In the beginning of the year, Thailand, Myanmar, Laos and China launched a program to curbing the illegal trafficking, with each nation realizing that the problem could not be handled by each country alone. By combining forces they have more power to compete with this problem. Thailand now hosts the Safe Mekong Co-ordination Centre (SMCC) in Chiang Mai town, which helps coordinate investigations between the four nations. The Golden Triangle has mass poverty and that allows the drug producers to be able to have workers that get paid as little as $2. 50 per hour.
Hired labor on an illegal opium farm in Kachin state will earn up to $8 per hour. Because of the area, they can pay less per hour and get more workers; producing more drugs with less cost and more efficiency. In Central Asia 375 million tons of heroin flow from Afghanistan abroad annually. 160 tons of those drugs are trafficked through Pakistan. In 2009, dealers had a net income of $650 million. 115 tons were trafficked into Iran and Turkey, 90 tons trafficked to the rest of Central Asia. UN predicts Afghanistan to become major hashish producer thus causing more crime in the country.
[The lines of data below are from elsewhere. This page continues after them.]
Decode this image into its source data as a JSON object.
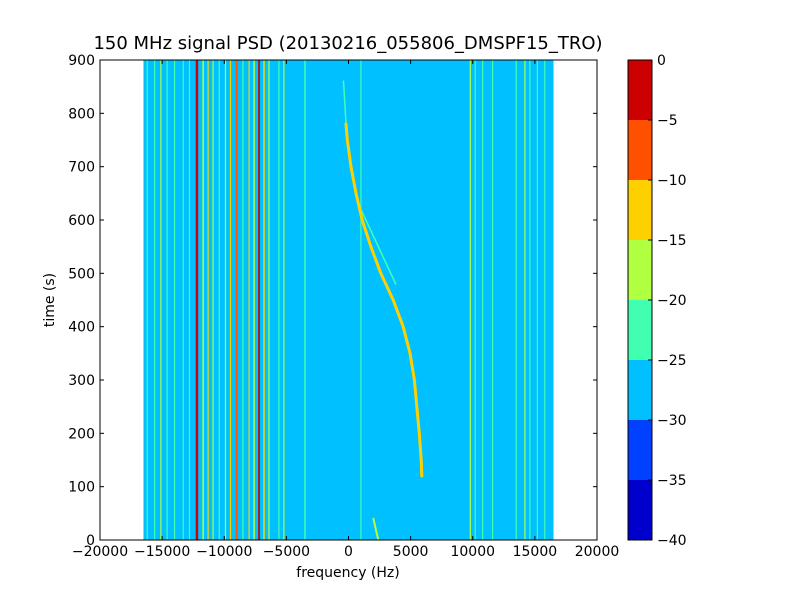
{
  "chart_data": {
    "type": "heatmap",
    "title": "150 MHz signal PSD (20130216_055806_DMSPF15_TRO)",
    "xlabel": "frequency (Hz)",
    "ylabel": "time (s)",
    "xlim": [
      -20000,
      20000
    ],
    "ylim": [
      0,
      900
    ],
    "xticks": [
      -20000,
      -15000,
      -10000,
      -5000,
      0,
      5000,
      10000,
      15000,
      20000
    ],
    "xtick_labels": [
      "−20000",
      "−15000",
      "−10000",
      "−5000",
      "0",
      "5000",
      "10000",
      "15000",
      "20000"
    ],
    "yticks": [
      0,
      100,
      200,
      300,
      400,
      500,
      600,
      700,
      800,
      900
    ],
    "ytick_labels": [
      "0",
      "100",
      "200",
      "300",
      "400",
      "500",
      "600",
      "700",
      "800",
      "900"
    ],
    "data_extent_x": [
      -16500,
      16500
    ],
    "background_level": -27.5,
    "colorbar": {
      "levels": [
        -40,
        -35,
        -30,
        -25,
        -20,
        -15,
        -10,
        -5,
        0
      ],
      "tick_labels": [
        "−40",
        "−35",
        "−30",
        "−25",
        "−20",
        "−15",
        "−10",
        "−5",
        "0"
      ],
      "colors": [
        "#0000cd",
        "#0040ff",
        "#00c0ff",
        "#40ffb0",
        "#b0ff40",
        "#ffd000",
        "#ff5000",
        "#cd0000"
      ]
    },
    "vertical_lines": [
      {
        "freq": -16200,
        "level": -22.5,
        "width": 80
      },
      {
        "freq": -15600,
        "level": -22.5,
        "width": 60
      },
      {
        "freq": -15100,
        "level": -17.5,
        "width": 60
      },
      {
        "freq": -14600,
        "level": -22.5,
        "width": 60
      },
      {
        "freq": -14000,
        "level": -22.5,
        "width": 60
      },
      {
        "freq": -13300,
        "level": -22.5,
        "width": 60
      },
      {
        "freq": -12800,
        "level": -22.5,
        "width": 60
      },
      {
        "freq": -12200,
        "level": -2.5,
        "width": 200
      },
      {
        "freq": -11700,
        "level": -17.5,
        "width": 120
      },
      {
        "freq": -11300,
        "level": -12.5,
        "width": 80
      },
      {
        "freq": -10900,
        "level": -17.5,
        "width": 80
      },
      {
        "freq": -10400,
        "level": -22.5,
        "width": 100
      },
      {
        "freq": -9900,
        "level": -17.5,
        "width": 80
      },
      {
        "freq": -9500,
        "level": -12.5,
        "width": 100
      },
      {
        "freq": -9000,
        "level": -7.5,
        "width": 120
      },
      {
        "freq": -8500,
        "level": -22.5,
        "width": 100
      },
      {
        "freq": -8000,
        "level": -12.5,
        "width": 80
      },
      {
        "freq": -7600,
        "level": -17.5,
        "width": 120
      },
      {
        "freq": -7200,
        "level": -2.5,
        "width": 140
      },
      {
        "freq": -6800,
        "level": -12.5,
        "width": 120
      },
      {
        "freq": -6400,
        "level": -17.5,
        "width": 80
      },
      {
        "freq": -5600,
        "level": -22.5,
        "width": 60
      },
      {
        "freq": -5200,
        "level": -17.5,
        "width": 60
      },
      {
        "freq": -3500,
        "level": -22.5,
        "width": 120
      },
      {
        "freq": 1000,
        "level": -22.5,
        "width": 80
      },
      {
        "freq": 9800,
        "level": -17.5,
        "width": 100
      },
      {
        "freq": 10200,
        "level": -22.5,
        "width": 60
      },
      {
        "freq": 10800,
        "level": -22.5,
        "width": 60
      },
      {
        "freq": 11600,
        "level": -22.5,
        "width": 60
      },
      {
        "freq": 13500,
        "level": -22.5,
        "width": 80
      },
      {
        "freq": 14200,
        "level": -17.5,
        "width": 60
      },
      {
        "freq": 14600,
        "level": -22.5,
        "width": 60
      },
      {
        "freq": 15200,
        "level": -22.5,
        "width": 60
      },
      {
        "freq": 15800,
        "level": -22.5,
        "width": 60
      }
    ],
    "doppler_trace": {
      "level": -12.5,
      "points": [
        [
          5900,
          120
        ],
        [
          5850,
          150
        ],
        [
          5700,
          200
        ],
        [
          5500,
          250
        ],
        [
          5300,
          300
        ],
        [
          4950,
          350
        ],
        [
          4400,
          400
        ],
        [
          3600,
          450
        ],
        [
          2600,
          500
        ],
        [
          1800,
          550
        ],
        [
          1100,
          600
        ],
        [
          600,
          650
        ],
        [
          200,
          700
        ],
        [
          -100,
          750
        ],
        [
          -200,
          780
        ]
      ]
    },
    "doppler_trace_faint": {
      "level": -22.5,
      "points": [
        [
          -200,
          780
        ],
        [
          -300,
          820
        ],
        [
          -400,
          860
        ]
      ]
    },
    "secondary_trace": {
      "level": -22.5,
      "points": [
        [
          1000,
          620
        ],
        [
          1800,
          580
        ],
        [
          2600,
          540
        ],
        [
          3200,
          510
        ],
        [
          3800,
          480
        ]
      ]
    },
    "bottom_trace": {
      "level": -17.5,
      "points": [
        [
          2400,
          0
        ],
        [
          2200,
          20
        ],
        [
          2000,
          40
        ]
      ]
    }
  }
}
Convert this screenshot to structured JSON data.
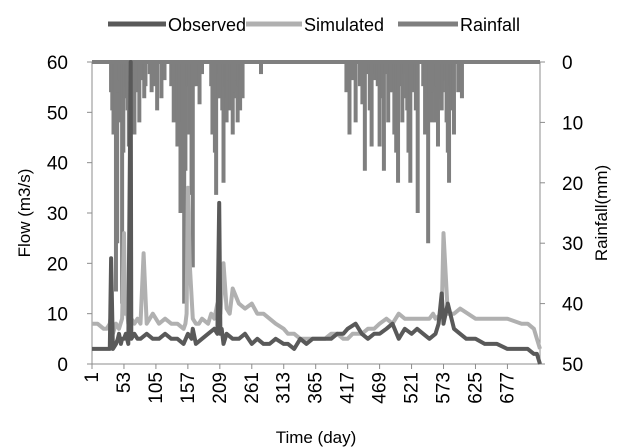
{
  "chart_data": {
    "type": "line",
    "xlabel": "Time (day)",
    "ylabel": "Flow (m3/s)",
    "y2label": "Rainfall(mm)",
    "xlim": [
      1,
      730
    ],
    "ylim": [
      0,
      60
    ],
    "y2lim": [
      0,
      50
    ],
    "y2_inverted": true,
    "x_ticks": [
      "1",
      "53",
      "105",
      "157",
      "209",
      "261",
      "313",
      "365",
      "417",
      "469",
      "521",
      "573",
      "625",
      "677"
    ],
    "y_ticks": [
      "0",
      "10",
      "20",
      "30",
      "40",
      "50",
      "60"
    ],
    "y2_ticks": [
      "0",
      "10",
      "20",
      "30",
      "40",
      "50"
    ],
    "grid": false,
    "legend_position": "top",
    "series": [
      {
        "name": "Observed",
        "axis": "left",
        "color": "#595959",
        "x": [
          1,
          20,
          30,
          32,
          35,
          40,
          43,
          45,
          48,
          50,
          53,
          56,
          60,
          64,
          65,
          70,
          75,
          80,
          90,
          100,
          105,
          110,
          120,
          130,
          140,
          150,
          157,
          163,
          165,
          170,
          180,
          190,
          200,
          205,
          208,
          210,
          212,
          215,
          220,
          230,
          240,
          250,
          261,
          270,
          280,
          290,
          300,
          313,
          320,
          330,
          340,
          350,
          360,
          365,
          380,
          390,
          400,
          410,
          417,
          430,
          440,
          450,
          460,
          469,
          480,
          490,
          500,
          510,
          521,
          530,
          540,
          550,
          560,
          565,
          570,
          573,
          580,
          590,
          600,
          610,
          625,
          640,
          650,
          660,
          677,
          690,
          700,
          710,
          720,
          725,
          730
        ],
        "values": [
          3,
          3,
          3,
          21,
          3,
          4,
          5,
          6,
          4,
          5,
          5,
          6,
          4,
          60,
          5,
          6,
          5,
          5,
          6,
          5,
          5,
          5,
          6,
          5,
          5,
          4,
          6,
          5,
          7,
          4,
          5,
          6,
          7,
          6,
          32,
          6,
          7,
          4,
          6,
          5,
          5,
          6,
          4,
          5,
          4,
          4,
          5,
          4,
          4,
          3,
          5,
          4,
          5,
          5,
          5,
          5,
          6,
          6,
          7,
          8,
          6,
          5,
          6,
          6,
          7,
          8,
          5,
          7,
          6,
          7,
          6,
          5,
          6,
          8,
          14,
          8,
          12,
          7,
          6,
          5,
          5,
          4,
          4,
          4,
          3,
          3,
          3,
          3,
          2,
          2,
          0
        ]
      },
      {
        "name": "Simulated",
        "axis": "left",
        "color": "#b0b0b0",
        "x": [
          1,
          10,
          20,
          25,
          30,
          32,
          35,
          40,
          45,
          50,
          53,
          55,
          57,
          60,
          65,
          70,
          75,
          80,
          85,
          90,
          100,
          105,
          110,
          120,
          130,
          140,
          150,
          153,
          155,
          157,
          160,
          165,
          170,
          175,
          180,
          190,
          195,
          200,
          205,
          210,
          215,
          220,
          225,
          230,
          240,
          250,
          261,
          270,
          280,
          290,
          300,
          313,
          320,
          330,
          340,
          350,
          365,
          380,
          390,
          400,
          410,
          417,
          425,
          430,
          440,
          450,
          460,
          469,
          480,
          490,
          500,
          510,
          521,
          530,
          540,
          550,
          556,
          560,
          570,
          573,
          580,
          590,
          600,
          625,
          650,
          677,
          700,
          710,
          720,
          725,
          730
        ],
        "values": [
          8,
          8,
          7,
          7,
          8,
          10,
          6,
          8,
          7,
          9,
          26,
          10,
          12,
          8,
          9,
          8,
          9,
          8,
          22,
          8,
          10,
          9,
          8,
          9,
          8,
          8,
          7,
          8,
          10,
          35,
          20,
          9,
          8,
          8,
          9,
          8,
          10,
          9,
          12,
          10,
          20,
          11,
          10,
          15,
          12,
          11,
          12,
          10,
          10,
          9,
          8,
          7,
          6,
          6,
          5,
          5,
          5,
          5,
          6,
          6,
          5,
          5,
          6,
          6,
          6,
          7,
          7,
          8,
          9,
          8,
          10,
          9,
          9,
          9,
          9,
          9,
          10,
          9,
          10,
          26,
          10,
          10,
          11,
          9,
          9,
          9,
          8,
          8,
          7,
          5,
          3
        ]
      },
      {
        "name": "Rainfall",
        "axis": "right",
        "color": "#7f7f7f",
        "x": [
          32,
          34,
          36,
          38,
          40,
          42,
          44,
          46,
          48,
          50,
          52,
          54,
          57,
          59,
          61,
          63,
          65,
          67,
          70,
          73,
          78,
          84,
          86,
          88,
          95,
          98,
          103,
          107,
          114,
          119,
          130,
          134,
          136,
          138,
          140,
          143,
          145,
          147,
          149,
          151,
          153,
          156,
          159,
          161,
          163,
          165,
          167,
          169,
          171,
          176,
          180,
          195,
          197,
          199,
          201,
          203,
          205,
          207,
          209,
          211,
          213,
          215,
          218,
          220,
          222,
          224,
          226,
          228,
          230,
          232,
          234,
          236,
          238,
          240,
          242,
          244,
          246,
          276,
          415,
          420,
          425,
          430,
          437,
          441,
          445,
          449,
          453,
          456,
          460,
          463,
          466,
          469,
          473,
          476,
          479,
          483,
          486,
          490,
          493,
          496,
          499,
          503,
          506,
          510,
          512,
          514,
          516,
          519,
          522,
          525,
          528,
          531,
          540,
          543,
          546,
          548,
          550,
          552,
          554,
          556,
          558,
          560,
          562,
          564,
          566,
          568,
          570,
          572,
          574,
          576,
          578,
          580,
          582,
          584,
          586,
          590,
          597,
          603
        ],
        "values": [
          5,
          8,
          12,
          8,
          38,
          30,
          5,
          3,
          10,
          40,
          15,
          6,
          4,
          8,
          14,
          2,
          5,
          8,
          12,
          5,
          10,
          3,
          6,
          4,
          2,
          5,
          4,
          8,
          6,
          3,
          4,
          10,
          6,
          3,
          14,
          8,
          25,
          5,
          10,
          40,
          18,
          4,
          12,
          6,
          22,
          34,
          4,
          2,
          4,
          7,
          2,
          4,
          12,
          6,
          15,
          22,
          6,
          6,
          2,
          4,
          8,
          20,
          4,
          10,
          6,
          3,
          8,
          4,
          12,
          6,
          5,
          3,
          10,
          4,
          8,
          3,
          6,
          2,
          5,
          12,
          3,
          10,
          4,
          7,
          18,
          2,
          8,
          14,
          3,
          2,
          4,
          14,
          6,
          18,
          2,
          10,
          5,
          5,
          12,
          15,
          20,
          4,
          10,
          2,
          6,
          8,
          15,
          20,
          5,
          3,
          8,
          25,
          4,
          12,
          5,
          30,
          6,
          3,
          10,
          5,
          2,
          10,
          4,
          14,
          6,
          2,
          8,
          5,
          2,
          3,
          10,
          15,
          20,
          4,
          8,
          12,
          5,
          6
        ]
      }
    ]
  }
}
South and Central America, and the Caribbean also play a big part in the drug trafficking world. Majority of cocaine found in Europe is manufactured in Colombia and the majority of cocaine seized in United States comes from Bolivia and Peru. Both Bolivia and Peru have a share of cocaine found in Europe gaining on Colombia. In a lot of these countries people are facing allot of poverty, violence and corruption follow drug production and trafficking in the regions. The UNODC instituted another Regional Program in Central America.
The program operates in conjunction with regional and national initiative. The Caribbean is a “principal corridor” for drug trafficking to US and Europe. Meaning that the Caribbean has a reliable strong rout to transport legal drugs to the US and Europe. Mexico is the country most impacted by drug trafficking. It is one of the world’s leading nations in smuggling drugs into other countries, more specifically to the United States. The Mexican Organized drug trafficking crime groups are producing cartels, corruption, drug war, and violence.
The drug cartels are extremely large, highly sophisticated organizations composed of multiple drug trafficking organizations that specialize in different assignments such as drug transportation, security/enforcement, and money laundering. They are responsible for the production, transportation, and distribution of illegal drugs. Cartels are able to do this with the assistance of DTOs (Mexico’s drug trafficking organization) that are either a part of or in an alliance with the cartel.
Some famous cartels include the Zeta Cartel which is known mostly for its brutality, the Sinaloa cartel which is recognized as a global power in the black market, The Tijuana Cartel which was considered by the police in the 1990’s and early 2000’s to be one of, “the biggest and most violent criminal groups in Mexico,” according to the Arizona Daily Star. The Gulf Cartel, Juarez Cartel are just examples of some of the more infamous ones. The Mexican cartels are very sophisticated, wellstructured, complex businesses.